-Çantamı Kim Attı ! -
Kafamı kaldırmayıp müzik dinlemeye devam ettim.Hoca bir türlü gelememişti.Çok fazla sıkıntım vardı.Ağlayamıyordum bile.En son ne zaman ağladım bilmiyordum.Ağlamayarak olayları içime atıyordum,sonrası ise bir sinir krizi oluyordu.Vücudum titriyor,çığlık atıyor,kendime zarar veriyordum.Ama ağlamıyordum.Kafamı sola çevirip sınıfa baktım.Tam yan sıramda Emre vardı.Eski sevgilim.Bir kaç sinir krizime şahit olmuştu.Nisaya benim için deli gibi bişey uzak tut onu benden demiş.Zaten ben sana bayılıyordum (!) Nisadan başka kimse beni sakinleştirmesini bilmiyordu.Ne Annem,ne bir psikolog,ne başkası.Gülüşme sesleri ile tekrar Emreye baktım.Başkası ile çıkmadığım için onu seviyorum sanıyordu.Ben onu hiç sevmemiştim ki.Sadece ufak bir hoşlantıydı.Bunu oda biliyordu.Şuan bana bakarak Merve ile oynaşıyorlardı.Evet resmen oynaşıyorlardı.Daha fazla bu vıcık vıcık görüntüye dayanamayarak telefonumla ilgilenmeye başladım.Yüksek bir ses ile neredeyse kalbim çıkıcaktı.Çantamı kim attı diye bağırıyordu.Aklıma bir çantayı attığım gelince hızlı kafamı çevirdim.Çevirdiğimde kumral saçlı,mavi gözlü bir çoçuk duruyordu.Kasları ben burdayım dercesine gömlekten bağırıyordu.
-Sen ? Sen mi attın !?
-Evet ? dedim sakince.
-Siktiğimin sürtüklüğünü yapmayı kes,çantamı attığın gibi geri al.
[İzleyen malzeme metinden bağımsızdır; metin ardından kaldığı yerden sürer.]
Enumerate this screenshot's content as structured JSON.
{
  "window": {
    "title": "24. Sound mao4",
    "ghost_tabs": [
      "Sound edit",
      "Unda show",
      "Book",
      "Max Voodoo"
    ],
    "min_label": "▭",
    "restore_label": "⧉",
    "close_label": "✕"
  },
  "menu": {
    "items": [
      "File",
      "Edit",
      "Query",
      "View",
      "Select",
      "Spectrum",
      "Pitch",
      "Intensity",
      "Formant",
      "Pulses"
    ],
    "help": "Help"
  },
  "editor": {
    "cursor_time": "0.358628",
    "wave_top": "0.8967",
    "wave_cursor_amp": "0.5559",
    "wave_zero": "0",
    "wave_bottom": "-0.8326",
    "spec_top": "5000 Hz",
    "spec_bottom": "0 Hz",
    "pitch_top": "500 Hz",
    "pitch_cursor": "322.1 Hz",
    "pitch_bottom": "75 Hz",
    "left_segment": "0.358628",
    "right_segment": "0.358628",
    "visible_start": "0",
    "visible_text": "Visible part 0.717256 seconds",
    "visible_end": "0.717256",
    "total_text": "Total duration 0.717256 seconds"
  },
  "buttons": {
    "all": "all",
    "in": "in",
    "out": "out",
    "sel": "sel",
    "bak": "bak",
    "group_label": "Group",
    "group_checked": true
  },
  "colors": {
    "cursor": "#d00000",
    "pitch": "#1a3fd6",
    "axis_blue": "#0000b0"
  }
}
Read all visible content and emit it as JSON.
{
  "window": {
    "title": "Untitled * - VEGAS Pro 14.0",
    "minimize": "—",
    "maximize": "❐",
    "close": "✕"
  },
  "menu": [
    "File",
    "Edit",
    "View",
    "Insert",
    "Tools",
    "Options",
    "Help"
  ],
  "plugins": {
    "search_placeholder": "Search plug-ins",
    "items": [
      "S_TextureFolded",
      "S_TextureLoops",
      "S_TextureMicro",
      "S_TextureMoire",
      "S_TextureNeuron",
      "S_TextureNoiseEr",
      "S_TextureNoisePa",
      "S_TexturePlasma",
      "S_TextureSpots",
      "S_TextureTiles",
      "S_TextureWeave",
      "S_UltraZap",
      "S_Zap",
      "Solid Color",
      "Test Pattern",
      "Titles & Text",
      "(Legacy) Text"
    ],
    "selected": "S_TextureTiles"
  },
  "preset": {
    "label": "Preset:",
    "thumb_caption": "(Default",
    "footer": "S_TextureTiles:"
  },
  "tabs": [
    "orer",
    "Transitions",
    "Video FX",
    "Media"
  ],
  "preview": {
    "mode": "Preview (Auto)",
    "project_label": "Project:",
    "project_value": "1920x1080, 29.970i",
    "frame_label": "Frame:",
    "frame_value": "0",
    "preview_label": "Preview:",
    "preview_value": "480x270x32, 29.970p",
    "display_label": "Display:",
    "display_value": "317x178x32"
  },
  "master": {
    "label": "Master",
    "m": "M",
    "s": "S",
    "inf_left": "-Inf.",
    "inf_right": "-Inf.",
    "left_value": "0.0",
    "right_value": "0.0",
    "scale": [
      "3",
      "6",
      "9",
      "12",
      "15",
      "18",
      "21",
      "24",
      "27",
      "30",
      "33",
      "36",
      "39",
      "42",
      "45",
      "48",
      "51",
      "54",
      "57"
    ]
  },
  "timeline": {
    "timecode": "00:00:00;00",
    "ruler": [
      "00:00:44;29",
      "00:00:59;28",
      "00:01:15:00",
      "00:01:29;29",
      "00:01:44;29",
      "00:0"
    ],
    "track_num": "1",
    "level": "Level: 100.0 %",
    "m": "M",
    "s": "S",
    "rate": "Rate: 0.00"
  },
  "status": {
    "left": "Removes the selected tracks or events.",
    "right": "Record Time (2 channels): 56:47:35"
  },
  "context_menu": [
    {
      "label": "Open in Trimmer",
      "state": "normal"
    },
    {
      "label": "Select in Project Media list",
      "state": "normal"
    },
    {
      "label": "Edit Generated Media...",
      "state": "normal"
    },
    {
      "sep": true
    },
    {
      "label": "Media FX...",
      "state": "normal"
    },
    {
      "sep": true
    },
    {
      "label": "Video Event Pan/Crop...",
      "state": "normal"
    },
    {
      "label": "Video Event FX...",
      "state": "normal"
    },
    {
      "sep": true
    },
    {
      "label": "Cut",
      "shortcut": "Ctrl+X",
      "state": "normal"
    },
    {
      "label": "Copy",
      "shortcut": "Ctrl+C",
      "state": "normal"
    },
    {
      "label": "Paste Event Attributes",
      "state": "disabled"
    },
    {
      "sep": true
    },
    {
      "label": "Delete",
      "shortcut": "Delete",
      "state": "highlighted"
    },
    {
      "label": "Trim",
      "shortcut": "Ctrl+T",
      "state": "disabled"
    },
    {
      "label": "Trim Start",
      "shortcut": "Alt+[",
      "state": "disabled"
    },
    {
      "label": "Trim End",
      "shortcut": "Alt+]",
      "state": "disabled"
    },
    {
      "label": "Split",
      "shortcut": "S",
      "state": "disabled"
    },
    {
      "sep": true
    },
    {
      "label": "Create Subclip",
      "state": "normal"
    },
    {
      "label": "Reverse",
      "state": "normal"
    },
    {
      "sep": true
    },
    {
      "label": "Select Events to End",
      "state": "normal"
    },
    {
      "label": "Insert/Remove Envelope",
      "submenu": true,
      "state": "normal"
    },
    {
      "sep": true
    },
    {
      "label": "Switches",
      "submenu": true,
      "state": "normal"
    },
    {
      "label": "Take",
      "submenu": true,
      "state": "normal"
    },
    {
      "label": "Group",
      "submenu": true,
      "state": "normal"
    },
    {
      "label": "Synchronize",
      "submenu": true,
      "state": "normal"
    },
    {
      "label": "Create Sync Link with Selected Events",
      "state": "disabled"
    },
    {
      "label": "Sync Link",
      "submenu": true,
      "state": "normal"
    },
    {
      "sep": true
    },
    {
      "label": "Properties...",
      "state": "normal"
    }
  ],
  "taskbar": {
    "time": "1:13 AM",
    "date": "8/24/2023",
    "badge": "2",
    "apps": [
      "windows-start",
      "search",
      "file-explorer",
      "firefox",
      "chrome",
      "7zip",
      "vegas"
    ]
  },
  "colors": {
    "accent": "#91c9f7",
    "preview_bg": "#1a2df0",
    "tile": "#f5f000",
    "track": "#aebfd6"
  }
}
Bana sürtük mü demişti o ?
Yüzüne hızlı bir tokatı atacakken bileğimi tutup sıkmaya başladı.
-Bana sürtük diyemezsin.
Ardından dizimi erkeklik bölgesine geçirip bileğimi çektim.Hızlıca çantamı alıp yerdeki çantasına tekme attım.
Kolumu tutup tane tane konuştu.
-Yaptıklarının bedelini ağır ağır ödeyeceksin.
Kolumu çekip sınıftan çıktım.Elimde olan telefonumdan Nisaya bahçeye gelmesini söyledikten sonra bir banka oturup derin derin nefesler aldım.Ağlamamak için değil sinir krizi geçirmemek içindi.
Son derse kadar Nisa ile kantinden bir şeyler yiyip konuşmuştuk.Şuan bütün derdimi unutmuştum.Yarın teyzesinde kalcağını söylemişti.Son derse girmek zorunda olduğu için gitmişti.Bende zil çalınca çantamı alıp sınıfa geçtim.Sırama geldiğimde yine o çanta vardı.Omuz silkip yerime oturdum.Kafamı sıraya koyup hocanın gelmesini bekledım.Ardından yanıma birinin oturmasıyla kafamı kaldırdım.Uzun kahve saçlarımı kulağımın arkasına sıkıştırıp konuştu.
-Çantamı atmamışsın bu sefer.
Gülümsedi.Ama bu gülümseme tamamen samimiyetten uzaktı.
-Çantanı almayı öğrenmişsin sende ? Öğrendiğine göre tekrar atmamda bir sorun yoktur umarım ?
Ardından çantasını tekrar atıp kafamı sıraya koydum.
Kulağıma fısıltıyla konuştu.
-Ölmek için ağlayacaksın.
Telefonumu eteğin cebinden çıkartıp mesaj bölümüne baktım.
-SARI CİVCİV-
Rapunzel çıkışta eniştem gelicekmiş .Tek dönmek zorundasın üzgünüm.Ama yarın beraberiz.
-GÖNDERİLİYOR-
Özledim.En kısa zamanda dön artık aptal sarışın.
Ziin çalmasıyla gözlerimi açtım.Çantamı takıp elime telefonumu aldım.Yanımdaki sert mavi göz hala kalkmıyordu.
-Çıkabilir miyim ?
Geçmem için sonunda kalkmıştı.Ayağa kalkıp sıradan geçerken tekrar sıraya oturup beni de kucağına oturtturdu.
-Bu pozisyon nasıl,rahat mı ?
Sinirle kalkıp tane tane konuştum.
-Sakin bir daha bana dokunma.Kendini erkek sanıyorsun,önündekini eline veririm.